Abstract
We assessed the performance of a serological test for tuberculosis (SDHO Laboratories Inc., Canada) in our setting. Among 68 of 99 suspected pulmonary tuberculosis patients who were scored as having tuberculosis on the basis of Mycobacterium tuberculosis-positive culture, the sensitivity of the serological test was lower than that of sputum smear microscopic examination (20.6% versus 80.9%, respectively; P < 0.000001).
Tuberculosis (TB) remains a major health problem, with an estimated 8 million new cases and 2 million deaths due to this disease every year worldwide (4).

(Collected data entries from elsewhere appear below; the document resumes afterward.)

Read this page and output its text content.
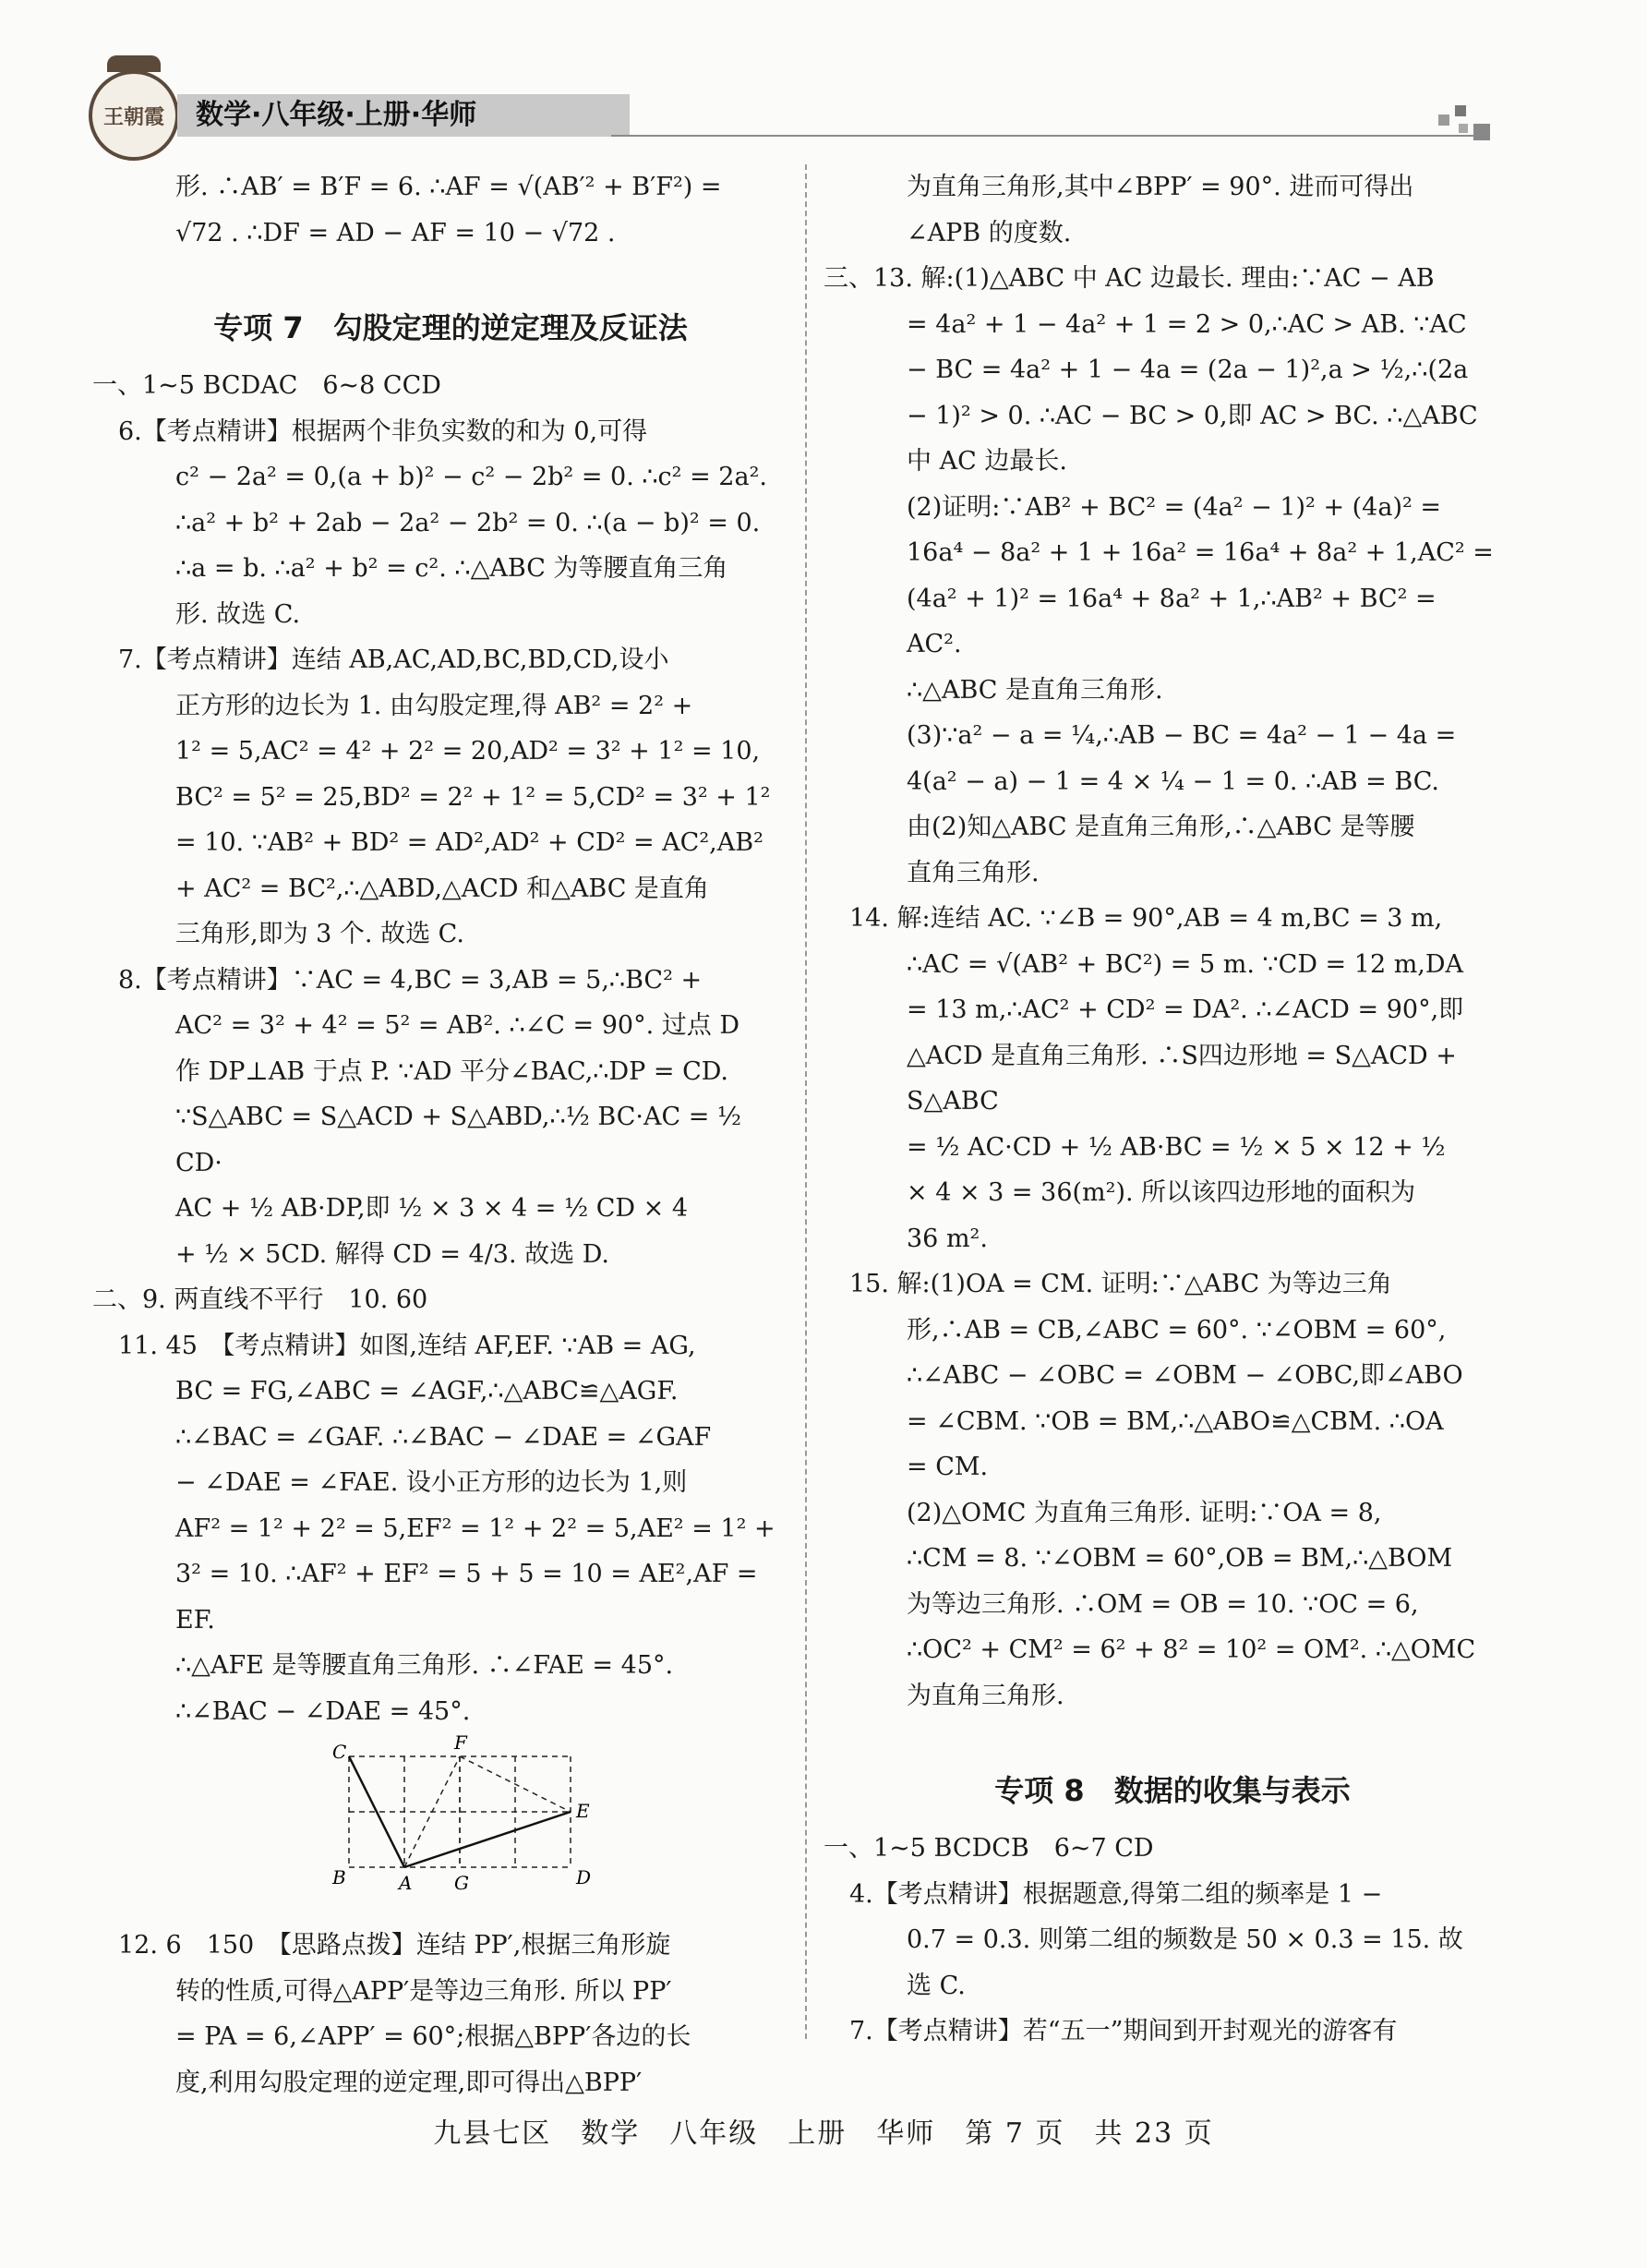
王朝霞	数学·八年级·上册·华师

形. ∴AB′ = B′F = 6. ∴AF = √(AB′² + B′F²) =

√72 . ∴DF = AD − AF = 10 − √72 .

专项 7　勾股定理的逆定理及反证法

一、1~5 BCDAC　6~8 CCD

6.【考点精讲】根据两个非负实数的和为 0,可得

c² − 2a² = 0,(a + b)² − c² − 2b² = 0. ∴c² = 2a².

∴a² + b² + 2ab − 2a² − 2b² = 0. ∴(a − b)² = 0.

∴a = b. ∴a² + b² = c². ∴△ABC 为等腰直角三角

形. 故选 C.

7.【考点精讲】连结 AB,AC,AD,BC,BD,CD,设小

正方形的边长为 1. 由勾股定理,得 AB² = 2² +

1² = 5,AC² = 4² + 2² = 20,AD² = 3² + 1² = 10,

BC² = 5² = 25,BD² = 2² + 1² = 5,CD² = 3² + 1²

= 10. ∵AB² + BD² = AD²,AD² + CD² = AC²,AB²

+ AC² = BC²,∴△ABD,△ACD 和△ABC 是直角

三角形,即为 3 个. 故选 C.

8.【考点精讲】∵AC = 4,BC = 3,AB = 5,∴BC² +

AC² = 3² + 4² = 5² = AB². ∴∠C = 90°. 过点 D

作 DP⊥AB 于点 P. ∵AD 平分∠BAC,∴DP = CD.

∵S△ABC = S△ACD + S△ABD,∴½ BC·AC = ½ CD·

AC + ½ AB·DP,即 ½ × 3 × 4 = ½ CD × 4

+ ½ × 5CD. 解得 CD = 4/3. 故选 D.

二、9. 两直线不平行　10. 60

11. 45　【考点精讲】如图,连结 AF,EF. ∵AB = AG,

BC = FG,∠ABC = ∠AGF,∴△ABC≌△AGF.

∴∠BAC = ∠GAF. ∴∠BAC − ∠DAE = ∠GAF

− ∠DAE = ∠FAE. 设小正方形的边长为 1,则

AF² = 1² + 2² = 5,EF² = 1² + 2² = 5,AE² = 1² +

3² = 10. ∴AF² + EF² = 5 + 5 = 10 = AE²,AF = EF.

∴△AFE 是等腰直角三角形. ∴∠FAE = 45°.

∴∠BAC − ∠DAE = 45°.

C	F
E
B	A G	D

12. 6　150　【思路点拨】连结 PP′,根据三角形旋

转的性质,可得△APP′是等边三角形. 所以 PP′

= PA = 6,∠APP′ = 60°;根据△BPP′各边的长

度,利用勾股定理的逆定理,即可得出△BPP′

为直角三角形,其中∠BPP′ = 90°. 进而可得出

∠APB 的度数.

三、13. 解:(1)△ABC 中 AC 边最长. 理由:∵AC − AB

= 4a² + 1 − 4a² + 1 = 2 > 0,∴AC > AB. ∵AC

− BC = 4a² + 1 − 4a = (2a − 1)²,a > ½,∴(2a

− 1)² > 0. ∴AC − BC > 0,即 AC > BC. ∴△ABC

中 AC 边最长.

(2)证明:∵AB² + BC² = (4a² − 1)² + (4a)² =

16a⁴ − 8a² + 1 + 16a² = 16a⁴ + 8a² + 1,AC² =

(4a² + 1)² = 16a⁴ + 8a² + 1,∴AB² + BC² = AC².

∴△ABC 是直角三角形.

(3)∵a² − a = ¼,∴AB − BC = 4a² − 1 − 4a =

4(a² − a) − 1 = 4 × ¼ − 1 = 0. ∴AB = BC.

由(2)知△ABC 是直角三角形,∴△ABC 是等腰

直角三角形.

14. 解:连结 AC. ∵∠B = 90°,AB = 4 m,BC = 3 m,

∴AC = √(AB² + BC²) = 5 m. ∵CD = 12 m,DA

= 13 m,∴AC² + CD² = DA². ∴∠ACD = 90°,即

△ACD 是直角三角形. ∴S四边形地 = S△ACD + S△ABC

= ½ AC·CD + ½ AB·BC = ½ × 5 × 12 + ½

× 4 × 3 = 36(m²). 所以该四边形地的面积为

36 m².

15. 解:(1)OA = CM. 证明:∵△ABC 为等边三角

形,∴AB = CB,∠ABC = 60°. ∵∠OBM = 60°,

∴∠ABC − ∠OBC = ∠OBM − ∠OBC,即∠ABO

= ∠CBM. ∵OB = BM,∴△ABO≌△CBM. ∴OA

= CM.

(2)△OMC 为直角三角形. 证明:∵OA = 8,

∴CM = 8. ∵∠OBM = 60°,OB = BM,∴△BOM

为等边三角形. ∴OM = OB = 10. ∵OC = 6,

∴OC² + CM² = 6² + 8² = 10² = OM². ∴△OMC

为直角三角形.

专项 8　数据的收集与表示

一、1~5 BCDCB　6~7 CD

4.【考点精讲】根据题意,得第二组的频率是 1 −

0.7 = 0.3. 则第二组的频数是 50 × 0.3 = 15. 故

选 C.

7.【考点精讲】若“五一”期间到开封观光的游客有

九县七区　数学　八年级　上册　华师　第 7 页　共 23 页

Microscopic examination of sputum smears is still the only rapid, technically simple, and inexpensive test available for the routine diagnosis of TB in most developing countries. However, its sensitivity for pulmonary tuberculosis (PTB), even in good centers, is only about 60 to 70% with reference to sputum culture. Various antibody-based serological tests have been developed. Unfortunately, most do not perform sufficiently well to be used as routine field diagnostic tests (6, 9, 11, 12). Here, we assessed the diagnostic performance of the SDHO MTB test (SDHO Laboratories Inc., Canada), a novel and commercially available serological test for the detection of PTB, in the Central African Republic, which is a setting with high prevalences of both TB (13) and human immunodeficiency virus (HIV) infection (1, 7).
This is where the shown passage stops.